A post describing a problem with Parliamentarian CEV (PCEV).
My first LW post showed that PCEV gives a large amount of extra influence to people that intrinsically value hurting other people. A powerful AI controlled by such people would be very dangerous. The fact that this feature of PCEV went undetected for more than a decade shows that analysing alignment targets is difficult. The fact that a successfully implemented PCEV would have led to an outcome massively worse than extinction, shows that failure to properly analyse an alignment target can be very dangerous. The fact that the issue was eventually noticed, shows that it is possible to reduce these dangers. In other words: Alignment Target Analysis (ATA) is a tractable way of reducing a serious risk. But there does not seem to exist a single research project dedicated to ATA. This is why I do ATA.
There seems to exist a wide variety of reasons for thinking that doing ATA now is not needed. In other words: there exists a wide variety of arguments for why it is ok to stay at our current levels of ATA progress, without making any real effort to improve things. These arguments are usually both unpublished and hand wavy. My three other LW posts each counter one such argument.
A post discussing the idea of building a limited AI, that is only used to shut down competing AI projects.
The post assumes that some limited AI will prevent all unauthorised AI projects forever. The post then shows why this assumption does not actually remove the urgency of doing ATA now. Decisions regarding Sovereign AI will still be in human hands (the limited AI could by assumption be safely launched without any further ATA progress. Thus, no decisions regarding Sovereign AI can be deferred to this limited AI). There exists many reasons why someone would decide to quickly launch a Sovereign AI. The risks from a competing AI project is only one such reason, and the post discusses other reasons. If some alignment target has a hidden flaw, then finding that flaw would thus remain urgent, even if competing AI projects are taken out of the equation.
A post explaining why the Last Judge idea does not remove the need to do ATA now.
This post points out that a Last Judge off-switch add on can fail, meaning that this idea cannot remove the need for doing ATA now. The post also outlines a specific scenario where such an add on fails. It finally points out that such an add on can be attached to many different AI projects, aiming at many different alignment targets. This means that the idea of a Last Judge is not very helpful when deciding what alignment target to aim at.
A post explaining why the Corrigibility idea does not remove the need to do ATA now.
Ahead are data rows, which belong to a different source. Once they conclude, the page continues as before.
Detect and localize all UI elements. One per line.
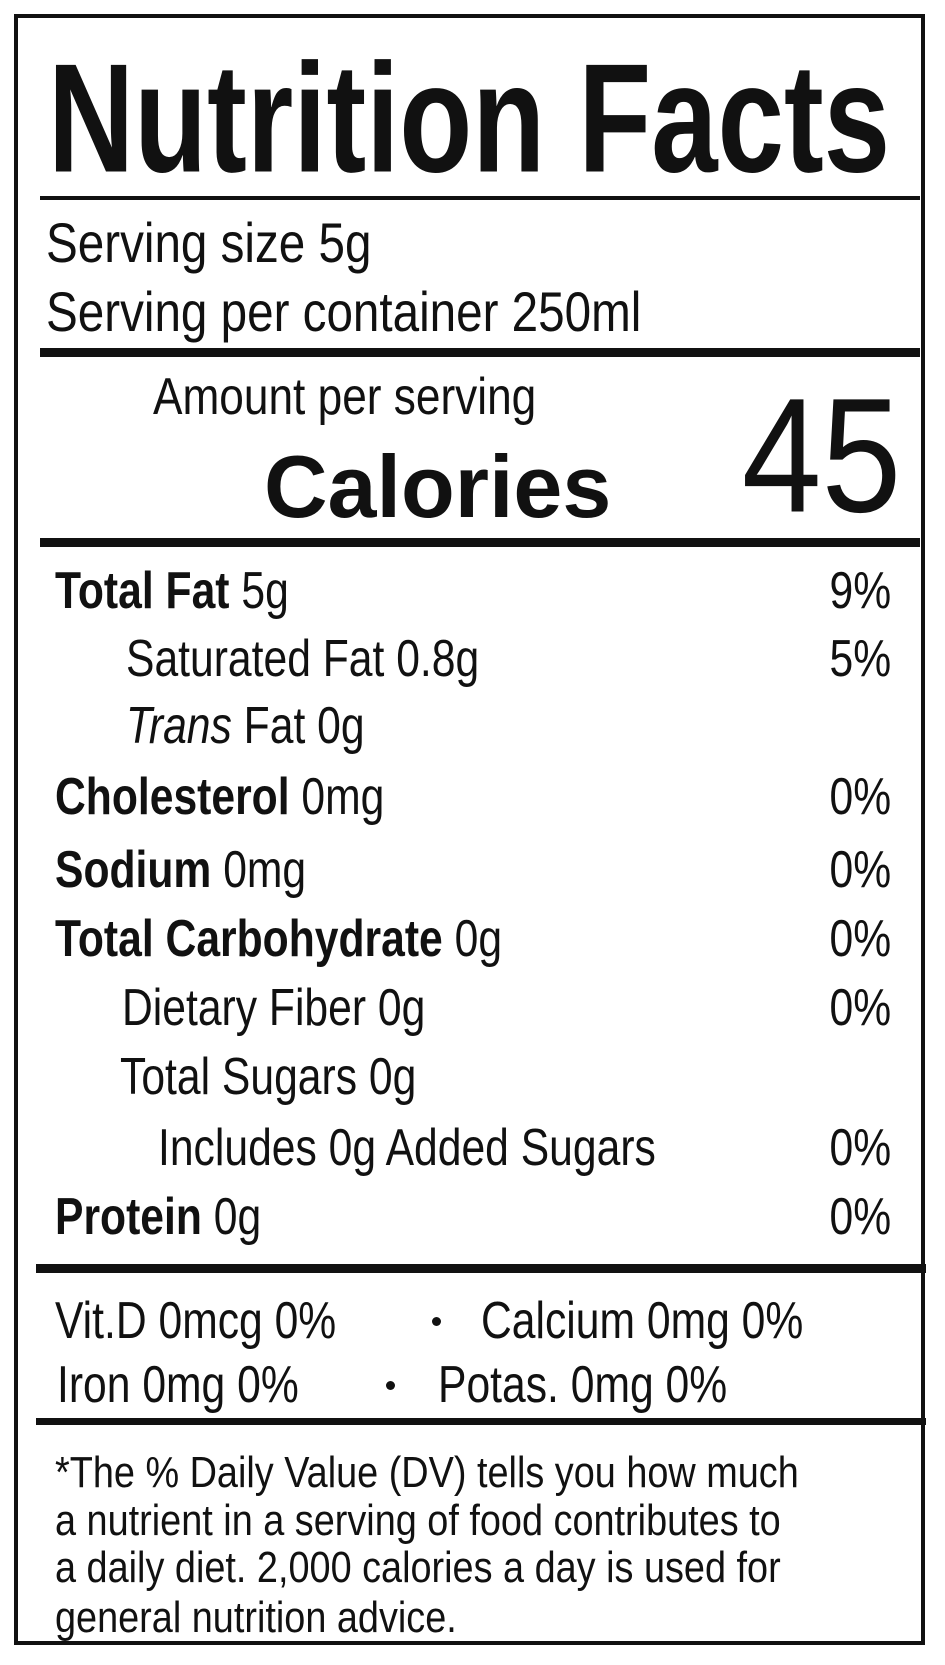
nutrient-amount: 0g: [454, 910, 503, 968]
nutrient-name-italic: Trans: [126, 697, 232, 755]
rule: [40, 538, 920, 547]
separator: [432, 1317, 441, 1326]
rule: [36, 1418, 926, 1425]
nutrient-row: Protein 0g: [55, 1191, 261, 1243]
nutrient-row: Trans Fat 0g: [126, 700, 365, 752]
nutrient-row: Total Fat 5g: [55, 565, 289, 617]
nutrient-amount: 5g: [241, 562, 289, 620]
nutrient-dv: 0%: [829, 1188, 891, 1246]
rule: [40, 348, 920, 357]
nutrient-amount: 0g: [213, 1188, 262, 1246]
calories-value: 45: [741, 363, 901, 547]
nutrient-dv: 0%: [829, 979, 891, 1037]
footnote-line: a daily diet. 2,000 calories a day is us…: [55, 1543, 781, 1592]
amount-header: Amount per serving: [153, 368, 537, 426]
nutrient-row: Total Carbohydrate 0g: [55, 913, 502, 965]
nutrient-name: Saturated Fat 0.8g: [126, 630, 480, 688]
footnote-line: general nutrition advice.: [55, 1593, 457, 1642]
separator: [386, 1381, 395, 1390]
nutrient-name: Dietary Fiber 0g: [122, 979, 426, 1037]
vitamin-item: Calcium 0mg 0%: [481, 1292, 804, 1350]
title: Nutrition Facts: [48, 31, 891, 205]
calories-label: Calories: [264, 437, 612, 536]
nutrient-amount: 0mg: [223, 841, 307, 899]
nutrient-row: Cholesterol 0mg: [55, 771, 384, 823]
vitamin-item: Potas. 0mg 0%: [438, 1356, 728, 1414]
nutrient-amount: 0mg: [301, 768, 385, 826]
nutrient-name: Sodium: [55, 841, 212, 899]
vitamin-item: Vit.D 0mcg 0%: [55, 1292, 337, 1350]
nutrient-name: Fat 0g: [243, 697, 365, 755]
footnote-line: *The % Daily Value (DV) tells you how mu…: [55, 1448, 799, 1497]
nutrient-row: Sodium 0mg: [55, 844, 306, 896]
serving-per-container: Serving per container 250ml: [46, 280, 642, 343]
rule: [40, 196, 920, 200]
nutrient-dv: 0%: [829, 910, 891, 968]
nutrient-name: Total Sugars 0g: [120, 1048, 417, 1106]
nutrient-dv: 9%: [829, 562, 891, 620]
nutrient-name: Protein: [55, 1188, 202, 1246]
nutrient-name: Cholesterol: [55, 768, 290, 826]
rule: [36, 1264, 926, 1273]
nutrient-dv: 0%: [829, 841, 891, 899]
nutrient-dv: 0%: [829, 768, 891, 826]
footnote-line: a nutrient in a serving of food contribu…: [55, 1496, 781, 1545]
nutrient-name: Total Fat: [55, 562, 230, 620]
nutrient-name: Includes 0g Added Sugars: [158, 1119, 656, 1177]
serving-size: Serving size 5g: [46, 211, 372, 274]
nutrient-dv: 0%: [829, 1119, 891, 1177]
nutrition-label: Nutrition Facts Serving size 5g Serving …: [14, 14, 926, 1645]
nutrient-name: Total Carbohydrate: [55, 910, 443, 968]
vitamin-item: Iron 0mg 0%: [57, 1356, 299, 1414]
nutrient-dv: 5%: [829, 630, 891, 688]
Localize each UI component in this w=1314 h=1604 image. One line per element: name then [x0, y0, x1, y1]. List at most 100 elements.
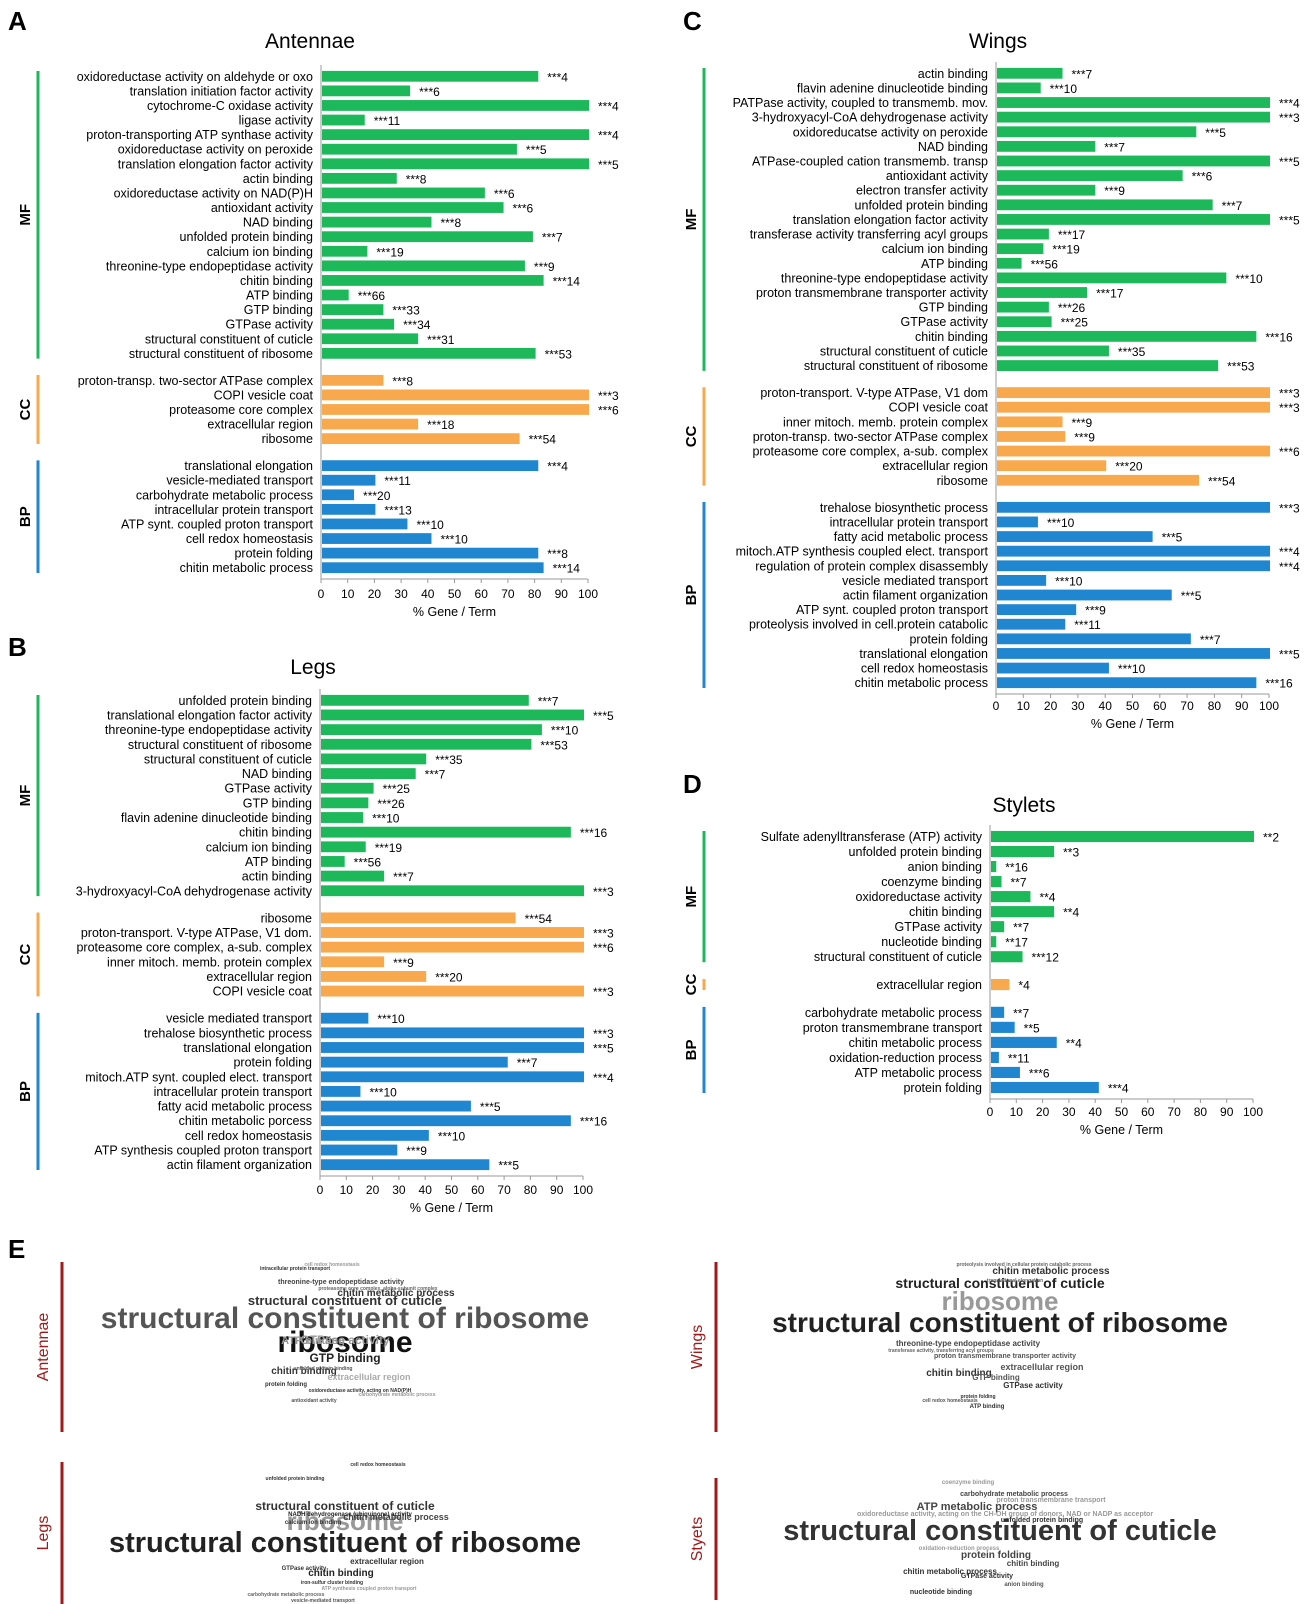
category-label: unfolded protein binding	[180, 230, 313, 244]
bar-annotation: ***6	[1029, 1066, 1050, 1080]
bar-annotation: ***4	[1279, 545, 1300, 559]
x-tick-label: 40	[1099, 699, 1113, 713]
cloud-word: threonine-type endopeptidase activity	[896, 1339, 1041, 1348]
bar	[322, 260, 525, 272]
bar-annotation: ***10	[1235, 272, 1263, 286]
bar-annotation: **5	[1024, 1021, 1040, 1035]
category-label: oxidoreductase activity on peroxide	[118, 143, 313, 157]
bar	[321, 724, 542, 736]
bar	[991, 951, 1023, 963]
bar-annotation: ***19	[375, 841, 403, 855]
bar	[322, 245, 368, 257]
bar-annotation: ***20	[435, 970, 463, 984]
cloud-word: structural constituent of ribosome	[772, 1307, 1228, 1338]
bar-annotation: ***8	[392, 374, 413, 388]
bar	[997, 474, 1200, 486]
cloud-word: chitin metabolic process	[337, 1288, 455, 1299]
bar	[997, 170, 1183, 182]
x-tick-label: 60	[1141, 1105, 1155, 1119]
bar	[322, 289, 349, 301]
category-label: intracellular protein transport	[154, 1085, 313, 1099]
bar-annotation: ***3	[598, 389, 619, 403]
panel-letter: B	[8, 632, 27, 662]
bar-annotation: ***10	[416, 518, 444, 532]
bar	[321, 841, 366, 853]
category-label: ATP synt. coupled proton transport	[796, 603, 989, 617]
bar	[321, 1100, 471, 1112]
bar	[997, 126, 1197, 138]
category-label: GTP binding	[919, 301, 988, 315]
category-label: chitin metabolic process	[855, 676, 988, 690]
bar-annotation: ***17	[1096, 287, 1124, 301]
bar-annotation: ***5	[593, 709, 614, 723]
cloud-word: structural constituent of cuticle	[783, 1515, 1216, 1547]
x-tick-label: 50	[1126, 699, 1140, 713]
bar	[322, 474, 376, 486]
category-label: GTPase activity	[894, 920, 982, 934]
bar	[322, 503, 376, 515]
category-label: GTPase activity	[225, 318, 313, 332]
bar-annotation: ***11	[1074, 618, 1101, 632]
x-tick-label: 10	[1010, 1105, 1024, 1119]
bar-annotation: ***10	[551, 724, 579, 738]
x-tick-label: 90	[555, 587, 569, 601]
category-label: ATP synthesis coupled proton transport	[94, 1144, 312, 1158]
category-label: Sulfate adenylltransferase (ATP) activit…	[761, 830, 983, 844]
bar-annotation: ***6	[1279, 445, 1300, 459]
x-tick-label: 20	[1044, 699, 1058, 713]
bar	[321, 1042, 584, 1053]
x-tick-label: 60	[471, 1183, 485, 1197]
bar	[321, 1086, 361, 1097]
bar-annotation: **7	[1011, 876, 1027, 890]
cloud-word: protein folding	[265, 1382, 307, 1388]
panel-letter: D	[683, 769, 702, 799]
bar-annotation: ***26	[1058, 301, 1086, 315]
bar	[997, 416, 1063, 428]
category-label: vesicle mediated transport	[842, 574, 988, 588]
bar-annotation: ***6	[593, 941, 614, 955]
cloud-word: oxidation-reduction process	[919, 1546, 1000, 1552]
bar	[322, 433, 520, 445]
bar-annotation: **2	[1263, 831, 1279, 845]
bar-annotation: **7	[1013, 1006, 1029, 1020]
cloud-word: ATP binding	[970, 1404, 1005, 1410]
bar	[991, 845, 1055, 858]
bar-annotation: ***4	[593, 1071, 614, 1085]
x-axis-label: % Gene / Term	[1091, 717, 1174, 731]
x-tick-label: 90	[1235, 699, 1249, 713]
category-label: trehalose biosynthetic process	[144, 1026, 312, 1040]
cloud-word: chitin binding	[308, 1568, 374, 1579]
group-label: CC	[683, 425, 700, 447]
bar-annotation: ***8	[547, 547, 568, 561]
bar-annotation: ***7	[542, 231, 563, 245]
x-tick-label: 20	[366, 1183, 380, 1197]
x-tick-label: 100	[1243, 1105, 1263, 1119]
bar-annotation: ***9	[393, 956, 414, 970]
x-axis-label: % Gene / Term	[413, 605, 496, 619]
bar	[321, 738, 532, 750]
x-tick-label: 50	[448, 587, 462, 601]
category-label: oxidoreductase activity	[856, 890, 983, 904]
bar-annotation: ***12	[1032, 951, 1060, 965]
group-label: BP	[17, 506, 34, 527]
cloud-label: Legs	[35, 1516, 52, 1551]
bar	[321, 782, 374, 794]
category-label: flavin adenine dinucleotide binding	[797, 81, 988, 95]
category-label: structural constituent of ribosome	[129, 347, 313, 361]
cloud-word: structural constituent of ribosome	[109, 1527, 581, 1559]
category-label: proton-transp. two-sector ATPase complex	[753, 430, 989, 444]
cloud-word: GTPase activity	[300, 1333, 390, 1347]
category-label: proton-transp. two-sector ATPase complex	[78, 374, 314, 388]
x-tick-label: 10	[341, 587, 355, 601]
category-label: fatty acid metabolic process	[158, 1100, 312, 1114]
bar	[322, 460, 539, 472]
category-label: protein folding	[903, 1081, 982, 1095]
cloud-word: structural constituent of cuticle	[255, 1499, 435, 1513]
bar	[321, 1071, 584, 1083]
bar-annotation: ***7	[1200, 633, 1221, 647]
bar	[991, 830, 1254, 843]
bar	[991, 876, 1002, 888]
category-label: carbohydrate metabolic process	[136, 488, 313, 502]
category-label: PATPase activity, coupled to transmemb. …	[733, 96, 988, 110]
chart-title: Legs	[290, 656, 336, 679]
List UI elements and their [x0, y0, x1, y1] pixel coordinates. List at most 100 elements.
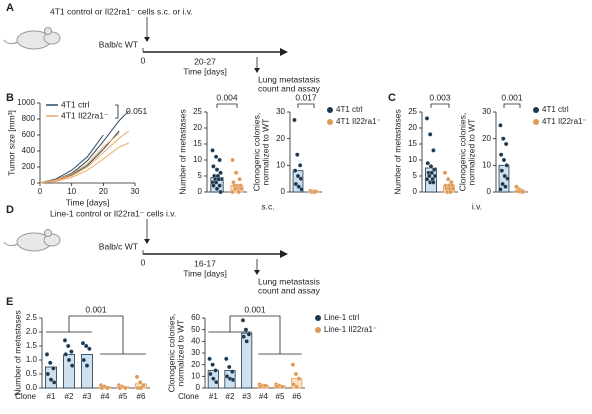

This post shows that a partially successful Corrigibility method can actually make things worse. It outlines a scenario where a Corrigibility method works for a limited AI that is used to buy time. But fails for an AI Sovereign. This can make things worse, because a bad alignment target might end up getting successfully implemented. The Corrigible limited AI makes the Sovereign AI project possible. And the Sovereign AI project moves forwards because the designers think that the Corrigibility method will also work for this project. The designers know that it is possible that their alignment target is bad. But they think that this is a manageable risk, because they think that the Sovereign AI will also be Corrigible.